The IT world is abuzz about the possibility of Sun being purchased by IBM, as reported by the WSJ.  The author in the linked commentary makes a very good point with regard to the only thing holding up a hostile takeover of Sun is the credit market.  For a while, Sun had a market cap at roughly the same value as it had money in the bank.  That’s like having a house appraised at $100,000… taking into account that there’s a $100,000 pile of cash in the living room.  Essentially, the market figured Sun to be worthless.   They’re up a bit, but still not much.  They’ve got around $3 billion on hand, but they’re burning through cash pretty quick and there’s no turnaround in site.

But speculation on how Sun will die or be consumed isn’t the point of this post: The point is that load balancers had a hand, at least indirectly, at killing Sun.

All in the IT world are familiar with what killed Sun:  Commoditized hardware.  Load balancing is what made commoditized hardware viable as an Internet platform.

When you need to add capacity, you can either scale horizontally, or vertically. Vertical scaling means adding more processors, better processors, more RAM, more disk, etc., to an existing system.  Horizontally means adding more systems.

Sun hardware was great at scaling up.  But it was expensive.  Way more expensive.  But initially that’s what people did.   If only there was a way to split the load amongst smaller, cheaper systems, giving them the power of a vertical system at a fraction of the price.

Oh wait.

I started out as a Solaris administrator in the late 90s.
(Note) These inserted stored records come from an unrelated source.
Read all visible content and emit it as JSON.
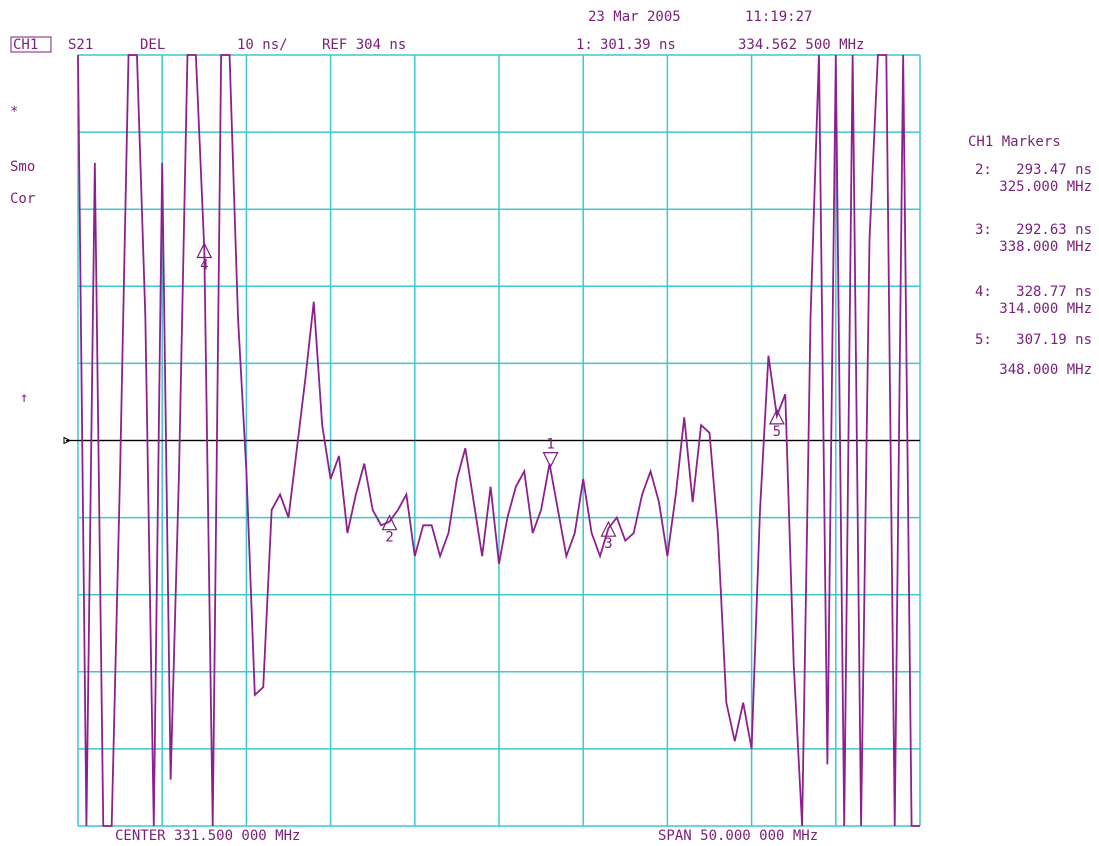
{
  "chart_data": {
    "type": "line",
    "date": "23 Mar 2005",
    "time": "11:19:27",
    "channel": "CH1",
    "parameter": "S21",
    "format": "DEL",
    "scale_label": "10 ns/",
    "ref": {
      "value": 304,
      "label": "REF 304 ns"
    },
    "status": [
      "*",
      "Smo",
      "Cor"
    ],
    "ref_arrow": "↑",
    "center_label": "CENTER 331.500 000 MHz",
    "span_label": "SPAN 50.000 000 MHz",
    "markers_title": "CH1 Markers",
    "xlim": [
      306.5,
      356.5
    ],
    "ylim": [
      254,
      354
    ],
    "x": [
      306.5,
      307,
      307.5,
      308,
      308.5,
      309,
      309.5,
      310,
      310.5,
      311,
      311.5,
      312,
      312.5,
      313,
      313.5,
      314,
      314.5,
      315,
      315.5,
      316,
      316.5,
      317,
      317.5,
      318,
      318.5,
      319,
      319.5,
      320,
      320.5,
      321,
      321.5,
      322,
      322.5,
      323,
      323.5,
      324,
      324.5,
      325,
      325.5,
      326,
      326.5,
      327,
      327.5,
      328,
      328.5,
      329,
      329.5,
      330,
      330.5,
      331,
      331.5,
      332,
      332.5,
      333,
      333.5,
      334,
      334.5,
      335,
      335.5,
      336,
      336.5,
      337,
      337.5,
      338,
      338.5,
      339,
      339.5,
      340,
      340.5,
      341,
      341.5,
      342,
      342.5,
      343,
      343.5,
      344,
      344.5,
      345,
      345.5,
      346,
      346.5,
      347,
      347.5,
      348,
      348.5,
      349,
      349.5,
      350,
      350.5,
      351,
      351.5,
      352,
      352.5,
      353,
      353.5,
      354,
      354.5,
      355,
      355.5,
      356,
      356.5
    ],
    "series": [
      {
        "color": "#8e1f8e",
        "values": [
          354,
          254,
          340,
          254,
          254,
          300,
          354,
          354,
          320,
          254,
          340,
          260,
          300,
          354,
          354,
          328.77,
          254,
          354,
          354,
          320,
          300,
          271,
          272,
          295,
          297,
          294,
          303,
          312,
          322,
          306,
          299,
          302,
          292,
          297,
          301,
          295,
          293,
          293.47,
          295,
          297,
          289,
          293,
          293,
          289,
          292,
          299,
          303,
          296,
          289,
          298,
          288,
          294,
          298,
          300,
          292,
          295,
          301,
          295,
          289,
          292,
          299,
          292,
          289,
          292.63,
          294,
          291,
          292,
          297,
          300,
          296,
          289,
          297,
          307,
          296,
          306,
          305,
          292,
          270,
          265,
          270,
          264,
          295,
          315,
          307.19,
          310,
          275,
          254,
          320,
          354,
          262,
          354,
          254,
          354,
          254,
          330,
          354,
          354,
          254,
          354,
          254,
          254
        ]
      }
    ],
    "markers": [
      {
        "id": "1",
        "key": "1:",
        "delay": {
          "value": 301.39,
          "label": "301.39 ns"
        },
        "freq": {
          "value": 334.5625,
          "label": "334.562 500 MHz"
        }
      },
      {
        "id": "2",
        "key": "2:",
        "delay": {
          "value": 293.47,
          "label": "293.47 ns"
        },
        "freq": {
          "value": 325,
          "label": "325.000 MHz"
        }
      },
      {
        "id": "3",
        "key": "3:",
        "delay": {
          "value": 292.63,
          "label": "292.63 ns"
        },
        "freq": {
          "value": 338,
          "label": "338.000 MHz"
        }
      },
      {
        "id": "4",
        "key": "4:",
        "delay": {
          "value": 328.77,
          "label": "328.77 ns"
        },
        "freq": {
          "value": 314,
          "label": "314.000 MHz"
        }
      },
      {
        "id": "5",
        "key": "5:",
        "delay": {
          "value": 307.19,
          "label": "307.19 ns"
        },
        "freq": {
          "value": 348,
          "label": "348.000 MHz"
        }
      }
    ]
  }
}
In the geek IT community, Sun workstations where the ultimate materialistic status symbol.  They were faster than x86 chips, and Unix had a solid reputation as a platform, with Solaris being the best of the Unix breeds.  Those where the halcyon days.
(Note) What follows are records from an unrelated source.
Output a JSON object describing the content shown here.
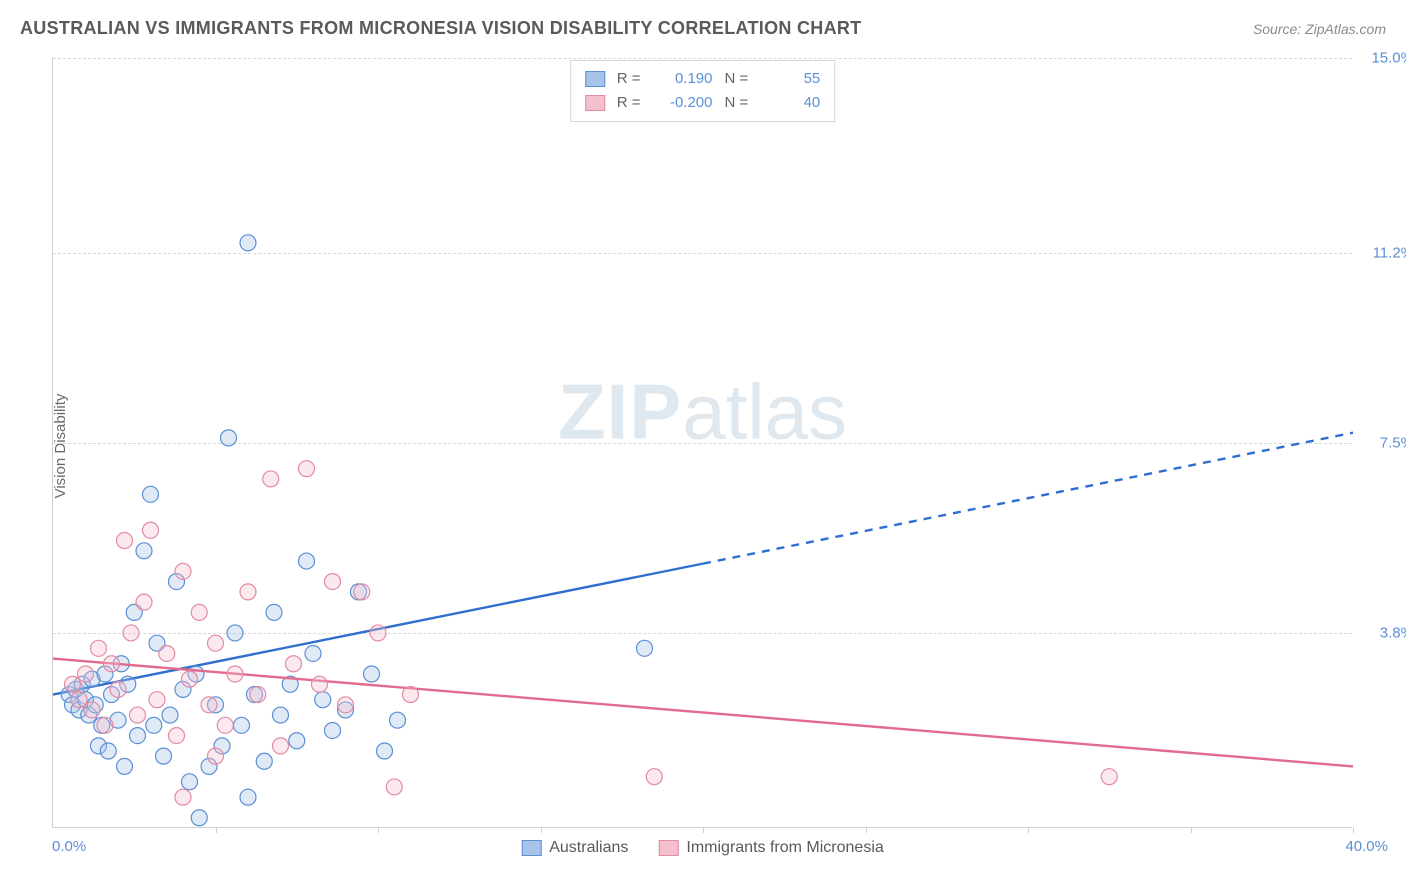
{
  "header": {
    "title": "AUSTRALIAN VS IMMIGRANTS FROM MICRONESIA VISION DISABILITY CORRELATION CHART",
    "source": "Source: ZipAtlas.com"
  },
  "chart": {
    "type": "scatter",
    "ylabel": "Vision Disability",
    "xlim": [
      0,
      40
    ],
    "ylim": [
      0,
      15
    ],
    "x_tick_min_label": "0.0%",
    "x_tick_max_label": "40.0%",
    "y_ticks": [
      {
        "value": 3.8,
        "label": "3.8%"
      },
      {
        "value": 7.5,
        "label": "7.5%"
      },
      {
        "value": 11.2,
        "label": "11.2%"
      },
      {
        "value": 15.0,
        "label": "15.0%"
      }
    ],
    "x_tickmarks": [
      5,
      10,
      15,
      20,
      25,
      30,
      35,
      40
    ],
    "background_color": "#ffffff",
    "grid_color": "#d8d8d8",
    "axis_color": "#cfcfcf",
    "tick_label_color": "#5b8fd6",
    "marker_radius": 8,
    "marker_stroke_width": 1.2,
    "marker_fill_opacity": 0.35,
    "line_width": 2.4,
    "series": [
      {
        "id": "aus",
        "name": "Australians",
        "fill_color": "#a7c3e8",
        "stroke_color": "#5b8fd6",
        "line_color": "#2f6fd0",
        "R": "0.190",
        "N": "55",
        "trend": {
          "x1": 0,
          "y1": 2.6,
          "x2": 40,
          "y2": 7.7,
          "solid_until_x": 20
        },
        "points": [
          [
            0.5,
            2.6
          ],
          [
            0.6,
            2.4
          ],
          [
            0.7,
            2.7
          ],
          [
            0.8,
            2.3
          ],
          [
            0.9,
            2.8
          ],
          [
            1.0,
            2.5
          ],
          [
            1.1,
            2.2
          ],
          [
            1.2,
            2.9
          ],
          [
            1.3,
            2.4
          ],
          [
            1.4,
            1.6
          ],
          [
            1.5,
            2.0
          ],
          [
            1.6,
            3.0
          ],
          [
            1.7,
            1.5
          ],
          [
            1.8,
            2.6
          ],
          [
            2.0,
            2.1
          ],
          [
            2.1,
            3.2
          ],
          [
            2.2,
            1.2
          ],
          [
            2.3,
            2.8
          ],
          [
            2.5,
            4.2
          ],
          [
            2.6,
            1.8
          ],
          [
            2.8,
            5.4
          ],
          [
            3.0,
            6.5
          ],
          [
            3.1,
            2.0
          ],
          [
            3.2,
            3.6
          ],
          [
            3.4,
            1.4
          ],
          [
            3.6,
            2.2
          ],
          [
            3.8,
            4.8
          ],
          [
            4.0,
            2.7
          ],
          [
            4.2,
            0.9
          ],
          [
            4.4,
            3.0
          ],
          [
            4.5,
            0.2
          ],
          [
            4.8,
            1.2
          ],
          [
            5.0,
            2.4
          ],
          [
            5.2,
            1.6
          ],
          [
            5.4,
            7.6
          ],
          [
            5.6,
            3.8
          ],
          [
            5.8,
            2.0
          ],
          [
            6.0,
            11.4
          ],
          [
            6.2,
            2.6
          ],
          [
            6.5,
            1.3
          ],
          [
            6.8,
            4.2
          ],
          [
            7.0,
            2.2
          ],
          [
            7.3,
            2.8
          ],
          [
            7.5,
            1.7
          ],
          [
            7.8,
            5.2
          ],
          [
            8.0,
            3.4
          ],
          [
            8.3,
            2.5
          ],
          [
            8.6,
            1.9
          ],
          [
            9.0,
            2.3
          ],
          [
            9.4,
            4.6
          ],
          [
            9.8,
            3.0
          ],
          [
            10.2,
            1.5
          ],
          [
            10.6,
            2.1
          ],
          [
            18.2,
            3.5
          ],
          [
            6.0,
            0.6
          ]
        ]
      },
      {
        "id": "mic",
        "name": "Immigrants from Micronesia",
        "fill_color": "#f4c0cd",
        "stroke_color": "#e48aa3",
        "line_color": "#e26b8e",
        "R": "-0.200",
        "N": "40",
        "trend": {
          "x1": 0,
          "y1": 3.3,
          "x2": 40,
          "y2": 1.2,
          "solid_until_x": 40
        },
        "points": [
          [
            0.6,
            2.8
          ],
          [
            0.8,
            2.5
          ],
          [
            1.0,
            3.0
          ],
          [
            1.2,
            2.3
          ],
          [
            1.4,
            3.5
          ],
          [
            1.6,
            2.0
          ],
          [
            1.8,
            3.2
          ],
          [
            2.0,
            2.7
          ],
          [
            2.2,
            5.6
          ],
          [
            2.4,
            3.8
          ],
          [
            2.6,
            2.2
          ],
          [
            2.8,
            4.4
          ],
          [
            3.0,
            5.8
          ],
          [
            3.2,
            2.5
          ],
          [
            3.5,
            3.4
          ],
          [
            3.8,
            1.8
          ],
          [
            4.0,
            5.0
          ],
          [
            4.2,
            2.9
          ],
          [
            4.5,
            4.2
          ],
          [
            4.8,
            2.4
          ],
          [
            5.0,
            3.6
          ],
          [
            5.3,
            2.0
          ],
          [
            5.6,
            3.0
          ],
          [
            6.0,
            4.6
          ],
          [
            6.3,
            2.6
          ],
          [
            6.7,
            6.8
          ],
          [
            7.0,
            1.6
          ],
          [
            7.4,
            3.2
          ],
          [
            7.8,
            7.0
          ],
          [
            8.2,
            2.8
          ],
          [
            8.6,
            4.8
          ],
          [
            9.0,
            2.4
          ],
          [
            9.5,
            4.6
          ],
          [
            10.0,
            3.8
          ],
          [
            10.5,
            0.8
          ],
          [
            11.0,
            2.6
          ],
          [
            18.5,
            1.0
          ],
          [
            32.5,
            1.0
          ],
          [
            5.0,
            1.4
          ],
          [
            4.0,
            0.6
          ]
        ]
      }
    ],
    "legend_top": {
      "r_label": "R =",
      "n_label": "N ="
    },
    "watermark": {
      "zip": "ZIP",
      "atlas": "atlas",
      "color": "#dfe7ef"
    }
  }
}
I remember building out a Sun server farm for a client around 1999, consisting of about 50 or so Sun boxes.  We were happy with the hardware and software, but the prices was something to behold.  Sun’s idea of a web server was a Sun E250, which moderately equipped cost in the $30,000 range.

A $30,000 web server.

But hey, it was the late 90’s.  They would dump garbage trucks worth of cash on Internet infrastructures, so the high price wasn’t that big of a deal.  Windows was only moderately trusted as a server platform, and Linux was still considered a hobby platform, with little cachet outside of its dedicated fan base.  Solaris ruled.

But things changed.  With the dot-com bust of 2000, people (rightly so) choked at the idea of spending $30,000 on a web server.  Linux had grown exponentially, and was trusted for web and application serving.  Windows had grown to be a strong web platform as well. As a result, you could buy an x86 web server running Linux or Windows for about $2,000 that had roughly the same ability to serve traffic as a $30,000 Sun server.
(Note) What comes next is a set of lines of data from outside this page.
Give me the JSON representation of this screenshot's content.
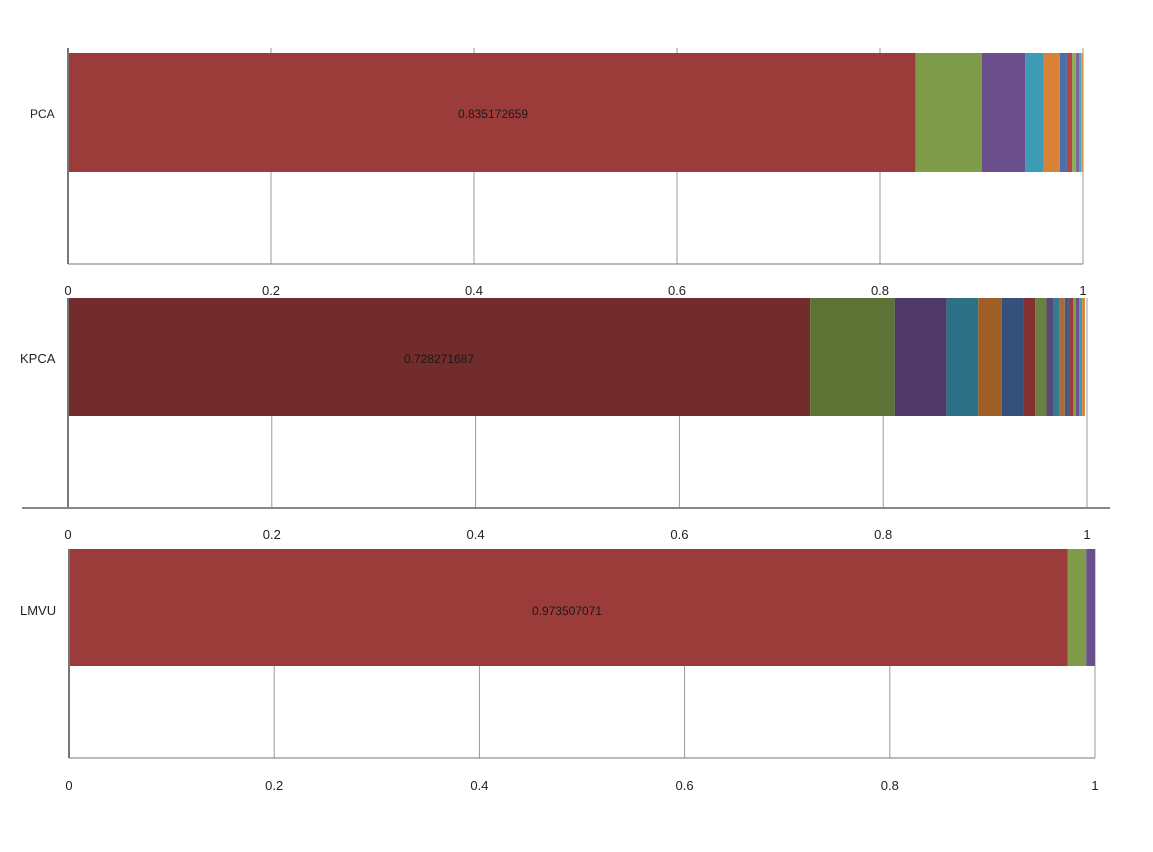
{
  "chart_data": [
    {
      "type": "bar",
      "orientation": "horizontal",
      "stacked": true,
      "categories": [
        "PCA"
      ],
      "segments": [
        0.835172659,
        0.065,
        0.043,
        0.018,
        0.016,
        0.007,
        0.005,
        0.004,
        0.003,
        0.002,
        0.0018
      ],
      "data_label": "0.835172659",
      "xlim": [
        0,
        1
      ],
      "xticks": [
        "0",
        "0.2",
        "0.4",
        "0.6",
        "0.8",
        "1"
      ],
      "grid": true,
      "legend": "none"
    },
    {
      "type": "bar",
      "orientation": "horizontal",
      "stacked": true,
      "categories": [
        "KPCA"
      ],
      "segments": [
        0.728271687,
        0.083,
        0.051,
        0.031,
        0.023,
        0.021,
        0.012,
        0.011,
        0.007,
        0.006,
        0.005,
        0.004,
        0.004,
        0.003,
        0.003,
        0.003,
        0.0027
      ],
      "data_label": "0.728271687",
      "xlim": [
        0,
        1
      ],
      "xticks": [
        "0",
        "0.2",
        "0.4",
        "0.6",
        "0.8",
        "1"
      ],
      "grid": true,
      "legend": "none"
    },
    {
      "type": "bar",
      "orientation": "horizontal",
      "stacked": true,
      "categories": [
        "LMVU"
      ],
      "segments": [
        0.973507071,
        0.018,
        0.0085
      ],
      "data_label": "0.973507071",
      "xlim": [
        0,
        1
      ],
      "xticks": [
        "0",
        "0.2",
        "0.4",
        "0.6",
        "0.8",
        "1"
      ],
      "grid": true,
      "legend": "none"
    }
  ],
  "colors": {
    "pca": [
      "#9b3c3b",
      "#7f9c4a",
      "#6b4f8c",
      "#3c9bb5",
      "#d98136",
      "#4a6fa8",
      "#b54643",
      "#8fae5a",
      "#7a63a0",
      "#47a9c0",
      "#e0914d"
    ],
    "kpca": [
      "#712c2b",
      "#5d7235",
      "#4f3a67",
      "#2c7185",
      "#9e5e28",
      "#35507a",
      "#843231",
      "#6a8141",
      "#594976",
      "#347c8d",
      "#a86a37",
      "#3e5c8a",
      "#9b3c3b",
      "#7f9c4a",
      "#6b4f8c",
      "#3c9bb5",
      "#d98136"
    ],
    "lmvu": [
      "#9b3c3b",
      "#7f9c4a",
      "#6b4f8c"
    ],
    "grid": "#9a9a9a",
    "axis": "#777777"
  }
}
Load balancing made commodity hardware viable as an Internet platform. It didn’t matter much what processing power a web server had, you just threw more behind a load balancer until you had the capacity you needed.   Scaling horizontally was much less expensive than vertically.

Linux exploded in the server realm and Windows grew stronger, all at the cost of Sun.  It still made sense to run your database on vertically scalable Sun servers, but the web and middleware markets were lost to Sun forever.

For too long Sun refused to acknowledge that $30,000 was too much to charge for a web server.  They even dropped Solaris support for x86.  They’ve taken a number of positive steps, such as offering x86 servers in addition to SPARC, and fully supporting Solaris on x86 and even open sourcing Solaris with Open Solaris.  But it seems to be too late.

I was recently at a tier 1 hosting data center, and the racks are full of servers from HP and Dell.  10 years ago, tier 1 data centers where so full of Sun equipment, that all you could see was purple and gray.